27 de agosto de 2016

O Meças




É-me difícil falar deste livro, assim como foi lê-lo. Gostei da sinceridade, do despojamento, da objetividade; incomodou-me a crueldade humana. O Meças põe a nu a desumanidade, sem precisar de cenas sanguinárias nem de holocaustos. Fala de gente que sofreu crueldades na infância e que, ao contrário do que muitos pensam, não as comete para se vingar, mas sim porque não aprendeu de outra maneira, ou porque as circunstâncias da vida não lhe mostraram alternativas.

A crueldade psicológica que cria medo nas vítimas, que as põe sob pressão, que finalmente as deixa apáticas, conformadas, deixa o leitor claustrofóbico, perguntando-se que drama esconderá a casa do próprio vizinho, ou refletindo nos seus próprios dramas. Este é um livro claustrofóbico, sentimo-nos presos como uma das personagens, sensação acentuada pela escrita de Rentes de Carvalho: seca, despojada, um tiro certeiro a cada bala.

O Meças aborda igualmente o tema da emigração, tão bem conhecido do autor, ele próprio emigrante há muitas décadas, o que também me tocou, pois me reconheci nalgumas passagens reflexivas que surgem já depois do final do romance:

«O emigrante perde sempre (…) no regresso não vai encontrar entusiasmo nem boas-vindas (…) não vai faltar quem lhe aponte erros e diferenças (…) De nada lhe servirá esforçar-se, dar prova de que pertence: o ninho rejeita-o. Mas a ninguém dará conta da sua tristeza e desespero: afivela a máscara do sorriso, finge boa vontade, cegueira, entra no coro, diz que sim, realmente: cá é que é, cá é que temos o solzinho, as praias, a boa comida» (p. 172).

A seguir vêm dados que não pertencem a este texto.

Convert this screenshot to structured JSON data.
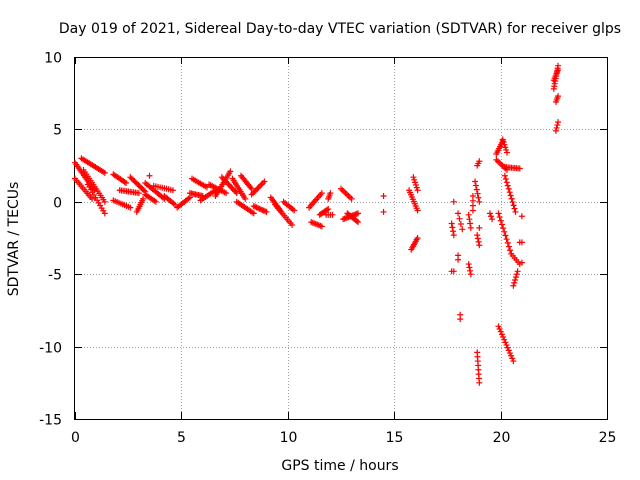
{
  "chart_data": {
    "type": "scatter",
    "title": "Day 019 of 2021, Sidereal Day-to-day VTEC variation (SDTVAR) for receiver glps",
    "xlabel": "GPS time / hours",
    "ylabel": "SDTVAR / TECUs",
    "xlim": [
      0,
      25
    ],
    "ylim": [
      -15,
      10
    ],
    "xticks": [
      0,
      5,
      10,
      15,
      20,
      25
    ],
    "yticks": [
      -15,
      -10,
      -5,
      0,
      5,
      10
    ],
    "grid": true,
    "marker": "+",
    "color": "#ff0000",
    "series": [
      {
        "name": "SDTVAR",
        "segments": [
          {
            "x0": 0.0,
            "y0": 2.7,
            "x1": 0.9,
            "y1": 0.8,
            "n": 16
          },
          {
            "x0": 0.0,
            "y0": 1.6,
            "x1": 0.8,
            "y1": 0.2,
            "n": 12
          },
          {
            "x0": 0.3,
            "y0": 3.0,
            "x1": 1.4,
            "y1": 2.0,
            "n": 16
          },
          {
            "x0": 0.4,
            "y0": 2.2,
            "x1": 1.4,
            "y1": 0.0,
            "n": 16
          },
          {
            "x0": 0.6,
            "y0": 1.2,
            "x1": 1.4,
            "y1": -0.8,
            "n": 12
          },
          {
            "x0": 1.8,
            "y0": 1.9,
            "x1": 2.4,
            "y1": 1.3,
            "n": 10
          },
          {
            "x0": 1.8,
            "y0": 0.1,
            "x1": 2.6,
            "y1": -0.4,
            "n": 10
          },
          {
            "x0": 2.1,
            "y0": 0.8,
            "x1": 3.0,
            "y1": 0.6,
            "n": 12
          },
          {
            "x0": 2.6,
            "y0": 1.7,
            "x1": 3.3,
            "y1": 0.7,
            "n": 12
          },
          {
            "x0": 2.9,
            "y0": -0.7,
            "x1": 3.2,
            "y1": 0.2,
            "n": 8
          },
          {
            "x0": 3.3,
            "y0": 1.3,
            "x1": 4.2,
            "y1": 0.2,
            "n": 14
          },
          {
            "x0": 3.3,
            "y0": 0.5,
            "x1": 3.8,
            "y1": 0.0,
            "n": 8
          },
          {
            "x0": 3.7,
            "y0": 1.1,
            "x1": 4.6,
            "y1": 0.8,
            "n": 10
          },
          {
            "x0": 4.2,
            "y0": 0.4,
            "x1": 4.7,
            "y1": -0.2,
            "n": 8
          },
          {
            "x0": 3.5,
            "y0": 1.8,
            "x1": 3.5,
            "y1": 1.8,
            "n": 1
          },
          {
            "x0": 4.8,
            "y0": -0.4,
            "x1": 5.4,
            "y1": 0.3,
            "n": 10
          },
          {
            "x0": 5.4,
            "y0": 0.6,
            "x1": 6.0,
            "y1": 0.4,
            "n": 10
          },
          {
            "x0": 5.5,
            "y0": 1.6,
            "x1": 6.2,
            "y1": 1.0,
            "n": 10
          },
          {
            "x0": 5.9,
            "y0": 0.1,
            "x1": 6.6,
            "y1": 0.8,
            "n": 10
          },
          {
            "x0": 6.3,
            "y0": 1.2,
            "x1": 7.1,
            "y1": 0.6,
            "n": 12
          },
          {
            "x0": 6.6,
            "y0": 0.4,
            "x1": 7.3,
            "y1": 2.1,
            "n": 14
          },
          {
            "x0": 6.9,
            "y0": 1.7,
            "x1": 7.6,
            "y1": 0.6,
            "n": 12
          },
          {
            "x0": 7.4,
            "y0": 1.6,
            "x1": 8.0,
            "y1": 0.2,
            "n": 12
          },
          {
            "x0": 7.6,
            "y0": 0.0,
            "x1": 8.4,
            "y1": -0.8,
            "n": 12
          },
          {
            "x0": 7.8,
            "y0": 1.8,
            "x1": 8.3,
            "y1": 0.9,
            "n": 10
          },
          {
            "x0": 8.3,
            "y0": 0.5,
            "x1": 8.9,
            "y1": 1.4,
            "n": 10
          },
          {
            "x0": 8.4,
            "y0": -0.3,
            "x1": 9.0,
            "y1": -0.7,
            "n": 10
          },
          {
            "x0": 9.2,
            "y0": 0.3,
            "x1": 9.7,
            "y1": -0.7,
            "n": 10
          },
          {
            "x0": 9.4,
            "y0": -0.2,
            "x1": 10.2,
            "y1": -1.6,
            "n": 12
          },
          {
            "x0": 9.8,
            "y0": 0.0,
            "x1": 10.3,
            "y1": -0.6,
            "n": 8
          },
          {
            "x0": 11.0,
            "y0": -0.4,
            "x1": 11.6,
            "y1": 0.6,
            "n": 10
          },
          {
            "x0": 11.1,
            "y0": -1.4,
            "x1": 11.6,
            "y1": -1.7,
            "n": 8
          },
          {
            "x0": 11.5,
            "y0": -0.9,
            "x1": 11.9,
            "y1": -0.5,
            "n": 8
          },
          {
            "x0": 11.9,
            "y0": 0.2,
            "x1": 12.0,
            "y1": 0.6,
            "n": 4
          },
          {
            "x0": 11.8,
            "y0": -0.9,
            "x1": 12.1,
            "y1": -0.9,
            "n": 4
          },
          {
            "x0": 12.5,
            "y0": 0.9,
            "x1": 13.0,
            "y1": 0.2,
            "n": 8
          },
          {
            "x0": 12.6,
            "y0": -1.2,
            "x1": 13.3,
            "y1": -0.8,
            "n": 12
          },
          {
            "x0": 12.8,
            "y0": -0.8,
            "x1": 13.3,
            "y1": -1.4,
            "n": 10
          },
          {
            "x0": 14.5,
            "y0": 0.4,
            "x1": 14.5,
            "y1": 0.4,
            "n": 1
          },
          {
            "x0": 14.5,
            "y0": -0.7,
            "x1": 14.5,
            "y1": -0.7,
            "n": 1
          },
          {
            "x0": 15.7,
            "y0": 0.8,
            "x1": 16.1,
            "y1": -0.6,
            "n": 10
          },
          {
            "x0": 15.9,
            "y0": 1.7,
            "x1": 16.1,
            "y1": 0.8,
            "n": 6
          },
          {
            "x0": 15.8,
            "y0": -3.3,
            "x1": 16.1,
            "y1": -2.5,
            "n": 8
          },
          {
            "x0": 17.7,
            "y0": -1.5,
            "x1": 17.8,
            "y1": -2.3,
            "n": 4
          },
          {
            "x0": 17.8,
            "y0": 0.0,
            "x1": 17.8,
            "y1": 0.0,
            "n": 1
          },
          {
            "x0": 17.7,
            "y0": -4.8,
            "x1": 17.8,
            "y1": -4.8,
            "n": 2
          },
          {
            "x0": 18.0,
            "y0": -0.8,
            "x1": 18.2,
            "y1": -1.9,
            "n": 4
          },
          {
            "x0": 18.0,
            "y0": -3.7,
            "x1": 18.0,
            "y1": -4.0,
            "n": 2
          },
          {
            "x0": 18.1,
            "y0": -7.8,
            "x1": 18.1,
            "y1": -8.1,
            "n": 2
          },
          {
            "x0": 18.5,
            "y0": -0.9,
            "x1": 18.6,
            "y1": -1.8,
            "n": 4
          },
          {
            "x0": 18.5,
            "y0": -4.3,
            "x1": 18.6,
            "y1": -5.0,
            "n": 4
          },
          {
            "x0": 18.7,
            "y0": 0.4,
            "x1": 18.7,
            "y1": -0.6,
            "n": 4
          },
          {
            "x0": 18.8,
            "y0": 1.4,
            "x1": 19.0,
            "y1": 0.0,
            "n": 6
          },
          {
            "x0": 18.9,
            "y0": -2.3,
            "x1": 19.0,
            "y1": -3.0,
            "n": 4
          },
          {
            "x0": 18.9,
            "y0": 2.5,
            "x1": 19.0,
            "y1": 2.8,
            "n": 3
          },
          {
            "x0": 18.9,
            "y0": -10.4,
            "x1": 19.0,
            "y1": -12.5,
            "n": 8
          },
          {
            "x0": 19.0,
            "y0": -1.8,
            "x1": 19.0,
            "y1": -1.8,
            "n": 1
          },
          {
            "x0": 19.5,
            "y0": -0.8,
            "x1": 19.6,
            "y1": -1.2,
            "n": 3
          },
          {
            "x0": 19.8,
            "y0": 3.3,
            "x1": 20.1,
            "y1": 4.2,
            "n": 8
          },
          {
            "x0": 19.8,
            "y0": 2.9,
            "x1": 20.3,
            "y1": 2.2,
            "n": 8
          },
          {
            "x0": 19.9,
            "y0": -0.8,
            "x1": 20.5,
            "y1": -3.6,
            "n": 12
          },
          {
            "x0": 19.9,
            "y0": -8.6,
            "x1": 20.6,
            "y1": -11.0,
            "n": 14
          },
          {
            "x0": 20.1,
            "y0": 4.3,
            "x1": 20.3,
            "y1": 3.4,
            "n": 6
          },
          {
            "x0": 20.2,
            "y0": 1.8,
            "x1": 20.7,
            "y1": -0.7,
            "n": 12
          },
          {
            "x0": 20.2,
            "y0": 2.4,
            "x1": 20.9,
            "y1": 2.3,
            "n": 10
          },
          {
            "x0": 20.5,
            "y0": -3.6,
            "x1": 20.9,
            "y1": -4.3,
            "n": 6
          },
          {
            "x0": 20.6,
            "y0": -5.8,
            "x1": 20.8,
            "y1": -4.8,
            "n": 6
          },
          {
            "x0": 21.0,
            "y0": -1.0,
            "x1": 21.0,
            "y1": -1.0,
            "n": 1
          },
          {
            "x0": 20.9,
            "y0": -2.8,
            "x1": 21.0,
            "y1": -2.8,
            "n": 2
          },
          {
            "x0": 21.0,
            "y0": -4.2,
            "x1": 21.0,
            "y1": -4.2,
            "n": 1
          },
          {
            "x0": 22.5,
            "y0": 7.8,
            "x1": 22.7,
            "y1": 9.4,
            "n": 10
          },
          {
            "x0": 22.5,
            "y0": 8.4,
            "x1": 22.7,
            "y1": 9.1,
            "n": 6
          },
          {
            "x0": 22.6,
            "y0": 6.9,
            "x1": 22.7,
            "y1": 7.3,
            "n": 4
          },
          {
            "x0": 22.6,
            "y0": 4.9,
            "x1": 22.7,
            "y1": 5.5,
            "n": 4
          }
        ]
      }
    ]
  }
}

Há dois narradores: um que nos conta a história do Meças na terceira pessoa e outro que fala na primeira, a fim de nos contar a sua vida e que talvez tenha algo de autobiográfico, já que nos dá conta da sua relação ambígua com Trás-os-Montes, a terra de origem da família do autor. Vem-se a descobrir que as duas personagens estão ligadas por parentesco, encerrando um segredo familiar.

«Há tragédias que obrigam a cortar de vez, há gente a quem só pertencemos pelo sangue, dão-se nas famílias casos terríveis, vergonhas, horrores que nada limpa» (p. 148).

Não é uma leitura que nos ponha bem-dispostos, mas ficam bem servidos aqueles que se interessam pelas facetas obscuras do comportamento humano.